Better health and greater fitness, on average,
Are you high? Are you Tripping? Are you just kinda dumb?"
By the time they were my age, most of my known ancestors, in fact all except one, were dead, so there's that.
Anyway, even with obesity and drugs, average health is of course much better well into old age, both here and in poor countries, than it was 100 years ago. Actual fitness is variable, obviously, but still: the point was that "relatively more" people were not ugly into old age.

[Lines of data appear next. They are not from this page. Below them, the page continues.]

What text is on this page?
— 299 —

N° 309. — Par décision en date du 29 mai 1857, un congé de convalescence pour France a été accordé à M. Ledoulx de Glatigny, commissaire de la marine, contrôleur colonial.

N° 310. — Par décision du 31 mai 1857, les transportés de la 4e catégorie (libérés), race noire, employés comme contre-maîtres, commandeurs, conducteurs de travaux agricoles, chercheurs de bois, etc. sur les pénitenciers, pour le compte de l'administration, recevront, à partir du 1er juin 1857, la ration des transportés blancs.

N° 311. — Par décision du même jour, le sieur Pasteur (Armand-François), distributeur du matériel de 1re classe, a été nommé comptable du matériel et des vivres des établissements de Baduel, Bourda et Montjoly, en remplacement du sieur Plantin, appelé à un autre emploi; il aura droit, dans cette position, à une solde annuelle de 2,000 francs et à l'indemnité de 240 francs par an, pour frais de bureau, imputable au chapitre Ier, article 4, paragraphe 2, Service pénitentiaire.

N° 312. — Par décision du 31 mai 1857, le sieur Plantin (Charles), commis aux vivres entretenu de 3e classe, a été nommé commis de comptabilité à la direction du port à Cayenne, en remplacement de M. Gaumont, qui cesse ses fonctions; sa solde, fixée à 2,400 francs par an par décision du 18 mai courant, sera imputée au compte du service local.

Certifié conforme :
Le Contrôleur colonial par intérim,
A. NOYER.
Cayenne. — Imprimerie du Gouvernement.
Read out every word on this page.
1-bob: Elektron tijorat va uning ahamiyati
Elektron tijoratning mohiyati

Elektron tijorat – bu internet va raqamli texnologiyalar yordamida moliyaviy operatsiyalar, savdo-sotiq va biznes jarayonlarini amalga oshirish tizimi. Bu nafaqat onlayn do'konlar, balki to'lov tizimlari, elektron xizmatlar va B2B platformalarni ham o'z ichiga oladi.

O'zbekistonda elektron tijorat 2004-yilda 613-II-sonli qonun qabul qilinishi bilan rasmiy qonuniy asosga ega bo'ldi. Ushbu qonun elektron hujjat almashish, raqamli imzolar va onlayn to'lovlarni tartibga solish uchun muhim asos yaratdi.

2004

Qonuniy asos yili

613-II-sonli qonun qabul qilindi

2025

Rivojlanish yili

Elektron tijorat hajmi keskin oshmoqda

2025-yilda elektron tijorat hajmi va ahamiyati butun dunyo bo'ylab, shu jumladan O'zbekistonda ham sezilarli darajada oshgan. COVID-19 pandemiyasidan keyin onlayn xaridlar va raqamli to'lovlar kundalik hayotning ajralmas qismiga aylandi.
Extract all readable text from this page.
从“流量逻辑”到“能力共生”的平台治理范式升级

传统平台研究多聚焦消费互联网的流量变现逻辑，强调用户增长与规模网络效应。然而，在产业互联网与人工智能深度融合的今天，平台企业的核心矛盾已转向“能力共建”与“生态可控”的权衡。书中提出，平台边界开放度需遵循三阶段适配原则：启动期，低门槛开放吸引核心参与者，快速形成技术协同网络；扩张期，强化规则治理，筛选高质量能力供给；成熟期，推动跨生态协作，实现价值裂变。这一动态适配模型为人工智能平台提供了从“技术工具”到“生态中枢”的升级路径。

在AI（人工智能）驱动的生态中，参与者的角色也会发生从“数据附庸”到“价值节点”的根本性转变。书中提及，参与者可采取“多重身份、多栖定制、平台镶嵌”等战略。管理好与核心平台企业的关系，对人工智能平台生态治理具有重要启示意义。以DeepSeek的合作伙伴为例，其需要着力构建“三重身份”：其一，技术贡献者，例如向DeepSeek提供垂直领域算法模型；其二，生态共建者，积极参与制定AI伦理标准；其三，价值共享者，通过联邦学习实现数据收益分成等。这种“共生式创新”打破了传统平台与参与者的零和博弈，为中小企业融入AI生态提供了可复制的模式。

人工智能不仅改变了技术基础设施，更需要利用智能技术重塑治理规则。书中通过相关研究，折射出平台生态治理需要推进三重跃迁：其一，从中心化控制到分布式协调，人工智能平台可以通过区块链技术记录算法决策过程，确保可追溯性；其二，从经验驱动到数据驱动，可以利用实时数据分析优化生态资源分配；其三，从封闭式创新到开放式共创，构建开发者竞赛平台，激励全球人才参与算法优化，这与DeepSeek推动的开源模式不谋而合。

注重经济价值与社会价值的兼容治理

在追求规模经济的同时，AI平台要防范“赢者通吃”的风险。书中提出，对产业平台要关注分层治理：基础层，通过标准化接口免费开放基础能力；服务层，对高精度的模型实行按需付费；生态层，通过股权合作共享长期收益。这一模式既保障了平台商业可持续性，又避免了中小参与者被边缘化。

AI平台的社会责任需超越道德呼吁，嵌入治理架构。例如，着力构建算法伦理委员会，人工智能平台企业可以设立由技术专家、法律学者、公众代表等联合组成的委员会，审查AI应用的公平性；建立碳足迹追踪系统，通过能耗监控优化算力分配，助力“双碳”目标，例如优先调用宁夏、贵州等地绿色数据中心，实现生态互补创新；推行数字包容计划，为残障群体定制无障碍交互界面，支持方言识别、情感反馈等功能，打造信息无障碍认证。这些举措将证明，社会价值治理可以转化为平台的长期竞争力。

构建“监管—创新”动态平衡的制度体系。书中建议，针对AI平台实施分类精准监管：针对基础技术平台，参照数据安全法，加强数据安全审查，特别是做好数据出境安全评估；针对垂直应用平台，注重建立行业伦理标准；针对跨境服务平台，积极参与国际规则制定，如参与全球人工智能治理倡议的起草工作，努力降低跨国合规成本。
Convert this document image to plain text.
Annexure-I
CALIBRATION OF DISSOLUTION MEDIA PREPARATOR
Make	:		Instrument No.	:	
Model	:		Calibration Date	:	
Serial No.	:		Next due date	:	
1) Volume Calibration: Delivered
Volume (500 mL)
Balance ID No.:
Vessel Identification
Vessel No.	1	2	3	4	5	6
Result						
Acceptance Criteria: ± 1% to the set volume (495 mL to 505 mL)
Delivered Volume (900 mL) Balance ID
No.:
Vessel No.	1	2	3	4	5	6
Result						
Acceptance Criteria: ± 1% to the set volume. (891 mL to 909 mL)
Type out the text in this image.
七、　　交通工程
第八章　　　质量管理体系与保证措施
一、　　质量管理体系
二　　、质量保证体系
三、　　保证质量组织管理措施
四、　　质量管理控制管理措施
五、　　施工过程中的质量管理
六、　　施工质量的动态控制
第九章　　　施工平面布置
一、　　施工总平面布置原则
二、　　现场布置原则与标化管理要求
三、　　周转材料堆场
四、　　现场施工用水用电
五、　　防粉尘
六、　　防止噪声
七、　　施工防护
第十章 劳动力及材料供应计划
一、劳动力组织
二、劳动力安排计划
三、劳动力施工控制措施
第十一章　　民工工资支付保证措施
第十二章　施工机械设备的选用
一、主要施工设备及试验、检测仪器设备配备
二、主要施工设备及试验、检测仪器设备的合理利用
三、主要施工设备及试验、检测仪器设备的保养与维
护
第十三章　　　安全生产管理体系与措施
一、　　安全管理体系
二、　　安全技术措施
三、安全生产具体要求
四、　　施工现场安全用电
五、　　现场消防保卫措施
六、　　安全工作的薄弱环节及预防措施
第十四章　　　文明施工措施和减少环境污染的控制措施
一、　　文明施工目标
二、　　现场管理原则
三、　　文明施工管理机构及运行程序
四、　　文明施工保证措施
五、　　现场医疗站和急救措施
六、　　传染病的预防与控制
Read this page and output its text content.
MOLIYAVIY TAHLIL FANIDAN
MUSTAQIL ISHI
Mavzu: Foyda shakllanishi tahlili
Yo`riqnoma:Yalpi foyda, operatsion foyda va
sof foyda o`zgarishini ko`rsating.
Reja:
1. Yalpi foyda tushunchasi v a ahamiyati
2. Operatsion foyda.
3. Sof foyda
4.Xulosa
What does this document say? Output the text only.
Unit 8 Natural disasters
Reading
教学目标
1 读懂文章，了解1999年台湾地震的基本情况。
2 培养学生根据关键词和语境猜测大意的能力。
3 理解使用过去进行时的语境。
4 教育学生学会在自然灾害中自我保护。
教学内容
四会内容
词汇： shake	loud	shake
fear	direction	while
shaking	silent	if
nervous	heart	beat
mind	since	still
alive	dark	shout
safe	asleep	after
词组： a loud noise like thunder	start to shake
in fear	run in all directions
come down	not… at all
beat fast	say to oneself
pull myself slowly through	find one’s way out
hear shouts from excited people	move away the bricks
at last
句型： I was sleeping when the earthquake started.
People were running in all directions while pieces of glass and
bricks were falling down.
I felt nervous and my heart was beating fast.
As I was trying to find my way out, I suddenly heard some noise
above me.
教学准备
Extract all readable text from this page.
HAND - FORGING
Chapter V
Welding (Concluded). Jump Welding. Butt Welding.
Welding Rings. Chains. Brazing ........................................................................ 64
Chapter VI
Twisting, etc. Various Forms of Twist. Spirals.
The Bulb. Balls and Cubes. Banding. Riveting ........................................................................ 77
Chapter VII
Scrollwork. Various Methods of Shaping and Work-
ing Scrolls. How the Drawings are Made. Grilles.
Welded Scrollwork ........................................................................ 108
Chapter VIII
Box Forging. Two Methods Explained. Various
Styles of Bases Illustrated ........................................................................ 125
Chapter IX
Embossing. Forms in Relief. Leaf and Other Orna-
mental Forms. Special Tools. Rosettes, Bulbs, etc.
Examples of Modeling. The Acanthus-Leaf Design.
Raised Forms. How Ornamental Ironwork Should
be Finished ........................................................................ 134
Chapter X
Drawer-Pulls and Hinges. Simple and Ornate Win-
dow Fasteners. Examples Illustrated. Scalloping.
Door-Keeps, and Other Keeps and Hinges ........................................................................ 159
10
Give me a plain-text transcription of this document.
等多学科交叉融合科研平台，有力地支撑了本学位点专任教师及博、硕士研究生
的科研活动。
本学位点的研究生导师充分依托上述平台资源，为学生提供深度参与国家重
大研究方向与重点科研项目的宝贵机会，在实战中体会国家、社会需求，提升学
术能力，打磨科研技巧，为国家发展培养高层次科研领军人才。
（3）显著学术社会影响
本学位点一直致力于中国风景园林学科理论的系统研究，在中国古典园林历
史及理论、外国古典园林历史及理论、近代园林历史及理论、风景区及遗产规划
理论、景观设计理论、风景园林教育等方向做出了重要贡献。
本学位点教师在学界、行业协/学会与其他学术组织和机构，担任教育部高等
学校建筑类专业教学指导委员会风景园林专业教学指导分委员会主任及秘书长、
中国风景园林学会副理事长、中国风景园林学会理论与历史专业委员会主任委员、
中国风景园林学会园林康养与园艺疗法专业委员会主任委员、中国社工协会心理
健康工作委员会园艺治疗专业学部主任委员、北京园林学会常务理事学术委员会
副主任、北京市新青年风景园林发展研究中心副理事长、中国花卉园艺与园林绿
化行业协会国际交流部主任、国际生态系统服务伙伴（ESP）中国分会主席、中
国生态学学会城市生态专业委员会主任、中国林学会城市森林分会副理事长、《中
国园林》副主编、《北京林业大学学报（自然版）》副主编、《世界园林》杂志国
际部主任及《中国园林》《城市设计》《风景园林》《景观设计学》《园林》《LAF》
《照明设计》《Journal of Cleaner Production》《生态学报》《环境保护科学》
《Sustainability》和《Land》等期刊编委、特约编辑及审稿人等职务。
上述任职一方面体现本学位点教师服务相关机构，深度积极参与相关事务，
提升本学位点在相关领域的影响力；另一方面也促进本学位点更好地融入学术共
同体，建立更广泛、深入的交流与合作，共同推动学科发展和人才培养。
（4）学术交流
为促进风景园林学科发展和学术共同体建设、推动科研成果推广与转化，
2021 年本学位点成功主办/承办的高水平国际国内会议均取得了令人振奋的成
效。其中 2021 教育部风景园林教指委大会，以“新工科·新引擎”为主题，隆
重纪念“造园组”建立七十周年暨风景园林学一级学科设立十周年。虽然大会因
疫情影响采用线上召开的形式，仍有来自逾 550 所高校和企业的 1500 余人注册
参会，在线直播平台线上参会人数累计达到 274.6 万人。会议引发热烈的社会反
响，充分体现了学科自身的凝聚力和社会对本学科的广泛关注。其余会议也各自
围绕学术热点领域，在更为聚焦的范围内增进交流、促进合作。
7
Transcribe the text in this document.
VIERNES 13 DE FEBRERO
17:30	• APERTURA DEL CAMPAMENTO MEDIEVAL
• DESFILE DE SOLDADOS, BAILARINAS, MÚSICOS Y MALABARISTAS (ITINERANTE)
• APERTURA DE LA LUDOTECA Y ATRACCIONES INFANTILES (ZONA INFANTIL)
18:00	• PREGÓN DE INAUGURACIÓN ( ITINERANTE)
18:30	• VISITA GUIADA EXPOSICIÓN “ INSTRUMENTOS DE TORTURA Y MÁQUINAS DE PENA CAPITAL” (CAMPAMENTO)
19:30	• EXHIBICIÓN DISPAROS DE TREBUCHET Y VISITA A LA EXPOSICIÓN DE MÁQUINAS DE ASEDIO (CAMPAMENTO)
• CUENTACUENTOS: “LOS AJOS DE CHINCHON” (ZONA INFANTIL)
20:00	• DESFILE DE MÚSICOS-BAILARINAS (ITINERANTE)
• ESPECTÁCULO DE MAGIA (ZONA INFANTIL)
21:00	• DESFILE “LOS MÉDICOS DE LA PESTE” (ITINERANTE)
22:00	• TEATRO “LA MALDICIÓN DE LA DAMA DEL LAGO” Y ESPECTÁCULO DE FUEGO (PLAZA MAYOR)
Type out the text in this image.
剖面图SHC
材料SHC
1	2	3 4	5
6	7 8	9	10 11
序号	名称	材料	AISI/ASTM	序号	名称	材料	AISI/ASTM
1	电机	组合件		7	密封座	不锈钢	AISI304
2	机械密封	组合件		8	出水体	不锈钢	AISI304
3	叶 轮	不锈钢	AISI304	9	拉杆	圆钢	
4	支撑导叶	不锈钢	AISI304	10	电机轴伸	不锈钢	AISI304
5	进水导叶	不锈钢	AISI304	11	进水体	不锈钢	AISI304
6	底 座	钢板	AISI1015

I loved 'After Hours'. Multiple times.
And I agree with the cold blue-brightness of LED lighting. I can see it in the change to our lightpost in the front yard. I just recently changed over. It used to be a soft light, allowing for shadows and enough light to kinda see the walkway and what's growing in the yard...but not really. Now...now you could do surgery out there. It's now like I'm lighting up a stage ready for a production on some HGTV show. Mosquitos are holding auditions there. (yes...we still have mosquitos down here)
Every time we 'evolve' we fuck things up in some way.
LEDs aren't bad if you get the right ones.
Selectable temperature is the way to go.
We've replaced almost every bulb in our house and set them between cold blue and yellow.
Add dimmers on everything and it's not too bad...
If you want to talk movies and video tech, now we're in the realm of contrast ratio.
Another subject but am happy to discuss...
'There were actually three movies made around the same time with that particular theme- the two mention and "Into the Night" with Jeff Goldblum and Michelle Pfieffer (her real break-out role in my opinion). I am big fan of all three movies.'
Beg to differ...I think 'Scarface' in '83 is what got her going...
Joe, she wasn't the focus of "Scarface", but she was the star in "Into the Night".
If I'm walking around New York City at night, I want it brightly lit, not romantically shadowy.